Updates on Mosque Massacres in New Zealand and Canada

  • New Zealand’s Prime Minister Jacinda Ardern apologised to the country’s Muslim community for failings that led to attacks on two Masjids in the city of Christchurch in March last year.
  • The mosque massacre killed 51 people and injured 49. It was the worst mass shooting in the nation’s history. The killer was Australian white supremacist Brenton Tarrant, who livestreamed the attacks on Facebook. Ardern’s apology came after a 792-page report by the country’s Royal Commission was published in December. It found that the security services did not pay enough attention to the threat posed by right-wing terrorists, instead placing an “inappropriate” focus on Islamist extremism. It also noted problems in gun control laws, and said that Tarrant was frequently online in extreme right-wing discussion boards that were hosted by 4chan and 8chan. In addition, he regularly watched extremist videos on YouTube. Tarrant was jailed for life without the possibility of parole in August.
  • In Quebec, Canada, white supremacist killer Alexandre Bissonnette, who murdered six people in a Quebec City mosque massacre in 2017, had his sentence reduced in November. Bissonnette, who was influenced by U.S. President Donald Trump and American conservatives like Ben Shapiro, will be eligible to apply for parole in 25 years rather than 40. He is 31.The province's highest court ruled in December that the section of the Criminal Code allowing consecutive life sentences was unconstitutional. Bissonnette was originally sentenced in February 2019 to life in prison with no possibility of parole for 40 years. National Council of Canadian Muslims representative Yusuf Faqiri called the decision to reduce Bissonette’s sentence a "travesty of justice." 

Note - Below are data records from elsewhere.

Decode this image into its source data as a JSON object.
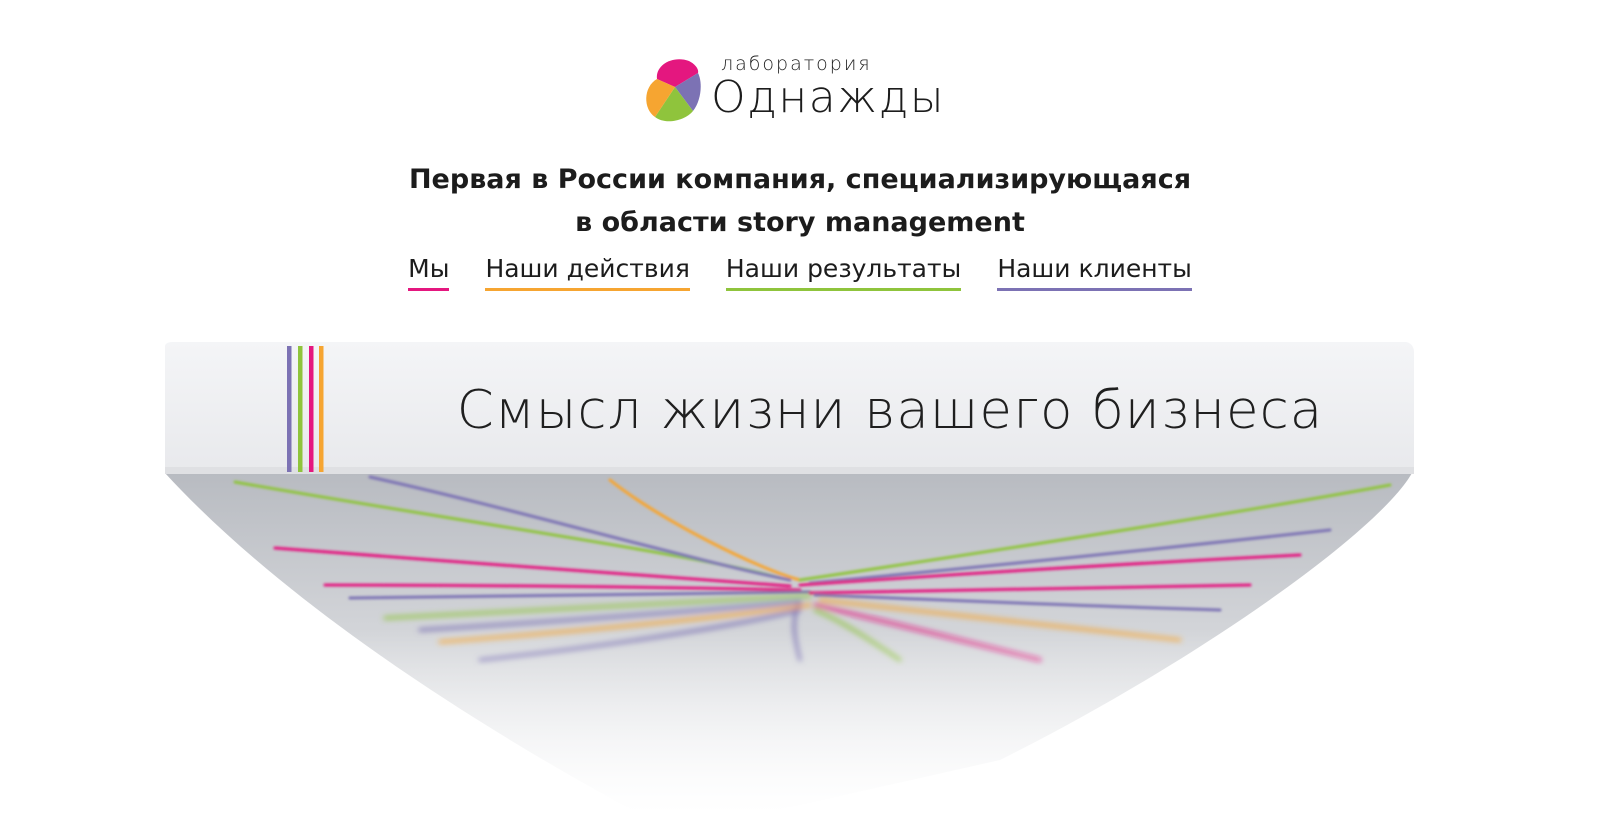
{
  "logo": {
    "small": "лаборатория",
    "big": "Однажды",
    "colors": [
      "#e4177f",
      "#f6a531",
      "#8fc43c",
      "#7c72b4"
    ]
  },
  "tagline": {
    "line1": "Первая в России компания, специализирующаяся",
    "line2": "в области story management"
  },
  "nav": [
    {
      "label": "Мы",
      "color": "#e4177f"
    },
    {
      "label": "Наши действия",
      "color": "#f6a531"
    },
    {
      "label": "Наши результаты",
      "color": "#8fc43c"
    },
    {
      "label": "Наши клиенты",
      "color": "#7c72b4"
    }
  ],
  "book": {
    "title": "Смысл жизни вашего бизнеса",
    "stripe_colors": [
      "#7c72b4",
      "#8fc43c",
      "#e4177f",
      "#f6a531"
    ]
  }
}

Muslim Response to Wildfires in Western U.S. and Australia

  • Wildfires raged in Australia for months, including at the start of 2020, when over 2,000 homes were damaged or destroyed. In response, a group of Muslim women from the Australian Islamic Centre filled five trucks full of donated supplies and raised $1,500 in 48 hours. They traveled over four hours with other volunteers to distribute the supplies to victims and cooked breakfast for 150 firefighters.

In California, Islamic Relief worked with the American Red Cross in responding to raging wildfires that broke out in July, destroying over 38,000 acres and forcing 20,000 people to evacuate. The non-profit organization provided financial assistance to victims affected by the fire and supported relief efforts on the ground.